A moça voltou, pedindo que eu fosse ao caixa pagar as taxas referentes aos documentos que, enquanto isso, ela iria levar os papéis para que a professora assinasse.
Paguei, voltei e recebi os documentos, por fim.


Lição 8: Agradeça!
Nada pode ser mais importante do que agradecer. Isso reconhece o trabalho e o empenho do outro.

Agradeci muito à moça que me atendeu. Afinal, ela o fez com uma educação e uma cortesia ímpar. Além disso, estava disposta a me auxiliar, dentro do que podia fazer, sem quebrar as regras internas.
Fiz mais. Liguei ao Nelson.
Quando ouviu minha voz deve ter pensado que eu ligara para reclamar. Ao contrário. O fiz puramente para dizer “Muito Obrigado” e que minha situação se resolvera.
Pude ouvir seu sorriso. E era um som incrível, porque misturava sua grata surpresa à minha grata ingenuidade. Aquele sorriso disse muito. Disse que ele não estava acostumado a receber ligações desse tipo, portanto me considerava meio bobo. Quem gastaria em uma ligação de celular para agradecer por ele ter feito sua função? Ora eu gastava, com vontade e prazer imenso.

Talvez para ele foi só um “ligar para a moça da Acadêmica”, mas para mim esse ato teve a distância entre eu concorrer a um mestrado ou não. Por isso eu agradecia e ouvia seu riso embevecido.

Ontem o Nelson salvou meu dia. E acho que salvei um pouco o dia dele também. Ele me mostrou que ainda há competência e empatia. Eu lhe mostrei que ainda há reconhecimento e gratidão.

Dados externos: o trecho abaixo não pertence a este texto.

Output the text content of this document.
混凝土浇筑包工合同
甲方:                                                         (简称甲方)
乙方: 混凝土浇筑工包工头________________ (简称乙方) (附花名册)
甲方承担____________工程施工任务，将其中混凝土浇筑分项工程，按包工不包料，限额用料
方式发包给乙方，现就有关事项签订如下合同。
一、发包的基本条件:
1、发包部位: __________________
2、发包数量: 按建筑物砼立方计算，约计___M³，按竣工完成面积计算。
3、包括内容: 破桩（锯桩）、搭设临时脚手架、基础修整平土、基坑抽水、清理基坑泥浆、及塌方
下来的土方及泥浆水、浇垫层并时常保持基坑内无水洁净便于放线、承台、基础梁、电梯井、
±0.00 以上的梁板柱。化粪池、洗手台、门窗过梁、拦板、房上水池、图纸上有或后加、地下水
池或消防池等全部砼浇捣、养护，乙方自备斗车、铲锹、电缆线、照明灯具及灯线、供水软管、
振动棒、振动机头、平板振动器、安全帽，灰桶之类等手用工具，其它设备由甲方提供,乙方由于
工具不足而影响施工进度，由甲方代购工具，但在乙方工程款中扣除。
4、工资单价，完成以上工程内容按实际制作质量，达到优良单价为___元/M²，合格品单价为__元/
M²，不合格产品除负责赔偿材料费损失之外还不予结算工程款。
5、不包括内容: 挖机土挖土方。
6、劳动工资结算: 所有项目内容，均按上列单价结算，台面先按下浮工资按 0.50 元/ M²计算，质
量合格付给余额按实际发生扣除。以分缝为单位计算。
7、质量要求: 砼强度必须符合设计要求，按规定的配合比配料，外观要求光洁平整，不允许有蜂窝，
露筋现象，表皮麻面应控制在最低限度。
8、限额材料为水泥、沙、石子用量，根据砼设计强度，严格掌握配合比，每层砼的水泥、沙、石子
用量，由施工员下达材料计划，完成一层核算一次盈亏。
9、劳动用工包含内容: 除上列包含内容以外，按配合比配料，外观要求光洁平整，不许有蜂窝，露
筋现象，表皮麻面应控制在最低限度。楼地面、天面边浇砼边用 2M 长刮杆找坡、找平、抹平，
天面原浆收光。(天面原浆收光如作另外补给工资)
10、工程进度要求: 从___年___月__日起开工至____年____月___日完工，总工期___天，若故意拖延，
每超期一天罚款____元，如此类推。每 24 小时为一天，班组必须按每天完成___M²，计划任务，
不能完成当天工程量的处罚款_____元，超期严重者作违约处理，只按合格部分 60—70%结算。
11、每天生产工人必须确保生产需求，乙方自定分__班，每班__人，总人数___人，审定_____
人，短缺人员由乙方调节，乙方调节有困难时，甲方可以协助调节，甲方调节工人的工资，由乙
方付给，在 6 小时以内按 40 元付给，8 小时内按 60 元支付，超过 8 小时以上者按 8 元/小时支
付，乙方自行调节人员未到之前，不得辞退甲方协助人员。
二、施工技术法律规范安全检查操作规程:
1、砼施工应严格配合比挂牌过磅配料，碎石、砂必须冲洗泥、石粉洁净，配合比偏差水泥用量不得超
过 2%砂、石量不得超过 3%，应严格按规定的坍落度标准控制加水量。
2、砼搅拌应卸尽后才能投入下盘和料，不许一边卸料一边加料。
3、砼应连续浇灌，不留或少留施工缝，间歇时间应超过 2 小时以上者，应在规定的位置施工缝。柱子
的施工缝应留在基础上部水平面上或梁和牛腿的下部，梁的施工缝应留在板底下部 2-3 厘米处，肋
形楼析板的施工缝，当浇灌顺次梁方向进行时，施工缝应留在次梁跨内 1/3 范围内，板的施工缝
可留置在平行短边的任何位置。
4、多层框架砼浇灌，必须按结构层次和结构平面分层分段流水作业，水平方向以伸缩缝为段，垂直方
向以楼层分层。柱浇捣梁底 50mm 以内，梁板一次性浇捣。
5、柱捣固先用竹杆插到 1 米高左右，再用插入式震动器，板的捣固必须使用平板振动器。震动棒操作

A ele, que pessoalmente nem conheço, mais uma vez: Muito Obrigado.

4 comentários:

  1. Post imenso.
    Obrigado a quem teve a paciência de ler.

    ResponderExcluir
  2. Enquanto lia seu post "imenso" tive inveja de como você escreve! eu sabia que você escrevia bem desde o começo, claro. Só que dessa vez... uma inveja maior bateu!!! O modo como você descreve... totalmente perfeito.
    Adorei ler seu acontecimento, e as lições também. É bom saber que existe pessoas que salvam o nosso dia ^^
    AH! "não posso fazer nada" - não tinha pensado que uma anulava a outra. Na verdade nunca pensei assim - estou piorando também no meu português.
    Mil beijos!
    e de nada.

    ResponderExcluir
  3. Que bom que tudo terminou bem. Conforme fui lendo, fui ficando ansiosa em saber se você tinha resolvido a questão. Imagino como você em pessoa não deve ter ficado no desenrolar da história. Enfim, boa sorte com todo o mais!

    ResponderExcluir
  4. Parabéns pelo texto, sabe que um dia passei por uma situação parecida, mas esse mesmo documento era para minha mãe e seu prazo expirava em dois dias, e a "dita" mulher que assina o documento não estava... Eu esperei a mulher assinar no outro dia! Parabéns pelo empenho aí de continuar seus estudos, eu porém voltarei a estudar para os concursos e mais tarde farei outra faculdade :). Abração e Feliz ano novo. Leco

    ResponderExcluir

Obrigado pelo seu comentário.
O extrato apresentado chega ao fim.